Bon Vent.
Guillaume Mansart
L’œuvre de Rodolphe Huguet, depuis plus de vingt ans, semble guidée par l’incessante nécessité de s’ouvrir à de nouveaux horizons. À l’autre bout du monde ou à côté de chez lui, l’artiste est attentif aux communautés humaines qui l’entourent. Bronziers, tanneurs, tisserands, vanniers, mineurs… il s’engage dans le travail à côté d’ouvriers et d’artisans afin de comprendre les règles qui régissent leur pratique autant que leur vie. Rodolphe Huguet dévoie les savoirs, il les met à l’épreuve. Au travers de gestes simples, souvent empreints d’humour, et en pleine conscience de son époque, il construit une œuvre dans laquelle l’expérience formelle recèle le politique. Sa production protéiforme reflète la multitude des chemins qu’il a empruntés avec tel ou tel, pourtant chacune de ses sculptures se fait l’écho de sa sensibilité à l’égarement du monde.

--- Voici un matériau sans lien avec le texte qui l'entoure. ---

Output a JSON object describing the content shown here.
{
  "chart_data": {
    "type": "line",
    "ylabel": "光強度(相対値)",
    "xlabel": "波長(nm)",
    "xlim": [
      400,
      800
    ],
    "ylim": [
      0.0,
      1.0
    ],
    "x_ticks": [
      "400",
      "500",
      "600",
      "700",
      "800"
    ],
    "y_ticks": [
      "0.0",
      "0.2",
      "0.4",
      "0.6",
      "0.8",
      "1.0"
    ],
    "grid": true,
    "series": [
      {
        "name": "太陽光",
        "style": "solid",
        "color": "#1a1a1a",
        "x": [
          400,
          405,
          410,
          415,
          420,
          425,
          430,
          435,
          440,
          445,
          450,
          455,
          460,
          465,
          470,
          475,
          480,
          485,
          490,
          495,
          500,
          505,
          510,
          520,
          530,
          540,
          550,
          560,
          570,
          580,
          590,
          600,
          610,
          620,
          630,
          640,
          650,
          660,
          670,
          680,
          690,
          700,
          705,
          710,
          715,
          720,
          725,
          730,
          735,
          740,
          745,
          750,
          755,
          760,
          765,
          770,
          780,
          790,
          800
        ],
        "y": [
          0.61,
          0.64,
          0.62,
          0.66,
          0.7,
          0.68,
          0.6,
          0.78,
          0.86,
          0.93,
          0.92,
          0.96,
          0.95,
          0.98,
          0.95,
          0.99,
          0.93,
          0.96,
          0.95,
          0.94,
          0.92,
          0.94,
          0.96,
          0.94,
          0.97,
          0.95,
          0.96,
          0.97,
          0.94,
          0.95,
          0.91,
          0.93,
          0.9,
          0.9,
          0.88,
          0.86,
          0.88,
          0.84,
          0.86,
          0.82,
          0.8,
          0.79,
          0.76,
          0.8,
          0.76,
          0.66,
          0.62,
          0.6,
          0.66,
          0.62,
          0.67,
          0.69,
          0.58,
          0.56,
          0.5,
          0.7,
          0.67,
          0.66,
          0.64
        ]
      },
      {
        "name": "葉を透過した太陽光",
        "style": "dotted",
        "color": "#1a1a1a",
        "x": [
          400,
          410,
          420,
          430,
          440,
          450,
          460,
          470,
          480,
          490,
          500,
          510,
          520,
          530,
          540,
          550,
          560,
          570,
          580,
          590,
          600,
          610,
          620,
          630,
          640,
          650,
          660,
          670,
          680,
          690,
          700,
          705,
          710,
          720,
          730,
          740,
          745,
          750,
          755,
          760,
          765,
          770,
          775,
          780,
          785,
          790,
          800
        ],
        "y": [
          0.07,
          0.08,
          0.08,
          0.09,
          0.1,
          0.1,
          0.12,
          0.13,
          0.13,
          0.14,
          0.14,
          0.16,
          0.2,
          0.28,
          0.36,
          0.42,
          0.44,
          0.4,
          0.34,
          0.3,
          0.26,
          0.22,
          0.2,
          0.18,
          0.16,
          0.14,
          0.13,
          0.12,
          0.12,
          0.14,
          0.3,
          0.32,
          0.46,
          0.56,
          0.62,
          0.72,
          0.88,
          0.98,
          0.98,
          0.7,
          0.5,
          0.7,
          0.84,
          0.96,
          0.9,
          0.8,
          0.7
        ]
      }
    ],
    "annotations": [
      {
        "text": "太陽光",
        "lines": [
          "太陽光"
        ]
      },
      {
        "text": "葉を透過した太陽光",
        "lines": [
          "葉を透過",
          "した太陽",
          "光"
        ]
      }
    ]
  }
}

Rodolphe Huguet, Warchitectures, 2017 - 2018, sculptures, tuiles cuites, photo Jean-Christophe Lett
Invité au Frac en 2017 dans le cadre d’une résidence croisée avec le Frac Franche-Comté, il entame à Marseille un travail de recherche avec la tuilerie Monier. Son projet tient d’abord dans la compréhension du fonctionnement de l’entreprise, le règlement, les codes, les usages… Rodolphe Huguet arpente inlassablement la chaîne de production, dialogue avec les ouvriers, s’adapte à leur rythme et à leurs outils de travail avant de s’aventurer dans de nombreuses expérimentations. Celles-ci permettent la réalisation d’un imposant ensemble de sculptures dont l’élément central, malmené, plié, troué, moulé, malaxé, est la tuile. Parce qu’il convoque des notions de protection, d’abri, d’architecture, l’artiste choisit de travailler avec l’objet lui-même plus qu’avec sa matière première. Il fait d’une tuile une sculpture. L’ensemble des propositions qu’il présente invalide la nature protectrice de l’objet. Ici, à l’image de tout ce qui pouvait faire abri dans la société, la tuile est transpercée, échouée, gisante. À la sécurité ou la pérennité s’opposent l’instabilité, la mobilité, les migrations.
Rodolphe Huguet, Bon vent, 2018, tuiles pliées, terre cuite brute et engobée, cailloux, parpaings, fragment de blokos, dimensions variables, détails, photo Jean-Christophe Lett
Dans le bassin du Frac, un ensemble de barques réalisées par simple pliage est disséminé, il compose un paysage de naufrage évocateur. Plus loin, des maisons-valises, dépouillées de toutes fioritures, comme construites dans l’urgence avec des tuiles trouées, s’alignent sur la terrasse. Un bloc après l’autre elles semblent figurer une précarité qui s’organise. Enfin, l’installation qui habite le plateau expérimental impose une présence. Des dizaines de masques, tuiles détournées, criblées d’impacts de balles, sont réunies, elles pourraient à elles seules porter la souffrance d’une humanité entière.
L’exposition de Rodolphe Huguet, déborde, court-circuite, elle se répand, contamine les territoires laissés vacants. À partir de la manipulation d’un unique matériau nu, l’artiste livre son regard sur les dérèglements d’un monde dont la toiture a été définitivement éventrée.